European design schools have long been leaders in sustainability because of government regulations, consumer demands, and market opportunities. Design school KaosPilot International takes a hands-on approach to designing in a global context. Not only does the school have headquarters in four Scandinavian countries, but students spend about half their degree traveling the world on team projects called Outposts, where they work on designs for businesses and nonprofits in the local community. On their Outpost in Dublin, students plan to "green" the city of Dublin with roof gardens that would absorb CO2.
Whether it's in Cincinnati or Rio de Janeiro, some of the best ideas often come from students. At the Design Incubator at Escola Superior de Desenho Industrial in Rio, students devised a way to turn resin from discarded palm trees, which are harvested for their heart of palm fruits, into a material that is firm enough to be used as a replacement for wood. The class project has led to new products, from skateboards to furniture, while helping to recycle waste. And last spring, Parsons The New School for Design senior Rishi Desai organized a university-wide competition of sustainable design projects. In his senior thesis, Desai is turning insights from the competition into models for sustainable business.
Attracting top-of-class talent is getting more competitive, and some companies are already offering sweeteners. Just as they have long been willing to underwrite MBAs for executives, they are now supporting students in design programs. At Stanford University's design school, where MBAs and engineers increasingly collaborate, consultants and companies line up for the best students.

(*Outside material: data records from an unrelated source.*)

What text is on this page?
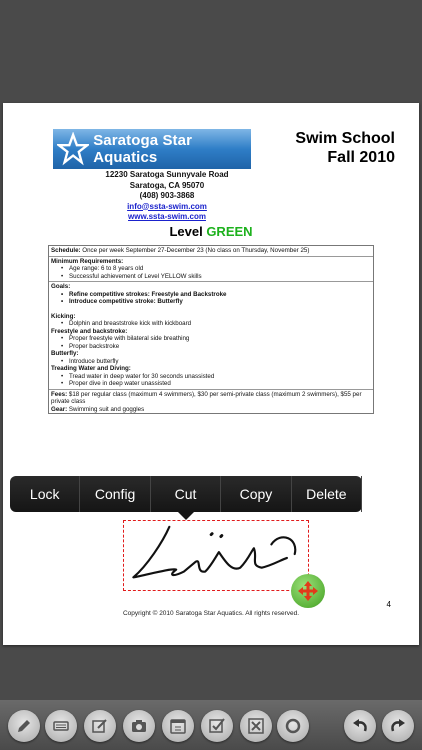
Saratoga Star Aquatics
12230 Saratoga Sunnyvale Road
Saratoga, CA 95070
(408) 903-3868
info@ssta-swim.com
www.ssta-swim.com
Swim School
Fall 2010
Level GREEN
Schedule: Once per week September 27-December 23 (No class on Thursday, November 25)
Minimum Requirements:
• Age range: 6 to 8 years old
• Successful achievement of Level YELLOW skills
Goals:
• Refine competitive strokes: Freestyle and Backstroke
• Introduce competitive stroke: Butterfly
Kicking:
• Dolphin and breaststroke kick with kickboard
Freestyle and backstroke:
• Proper freestyle with bilateral side breathing
• Proper backstroke
Butterfly:
• Introduce butterfly
Treading Water and Diving:
• Tread water in deep water for 30 seconds unassisted
• Proper dive in deep water unassisted
Fees: $18 per regular class (maximum 4 swimmers), $30 per semi-private class (maximum 2 swimmers), $55 per private class
Gear: Swimming suit and goggles
4
Copyright © 2010 Saratoga Star Aquatics. All rights reserved.
Lock	Config	Cut	Copy	Delete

So when Stanford MBA student Sarah Stein Greenberg asked to defer a job offer at business consultant Monitor Group to continue her Stanford D-school project designing irrigation schemes for rural farmers in Southeast Asia, the consulting firm agreed. They even let Greenberg spend another year at the D-school as a teaching fellow. She will start her job as a business consultant with Monitor this fall.
Bansi Nagji, chief executive of Monitor Innovation, says Greenberg's experience will make her a stronger asset. "[It] was compelling to us as we were starting to see the world in similar ways," says Nagji. Greenberg says she has learned "why some organizations can innovate and others can't." Students who can answer that question are just the talent that companies want.
Woyke is a staff editor at BusinessWeek. Maha Atal is an intern at BusinessWeek.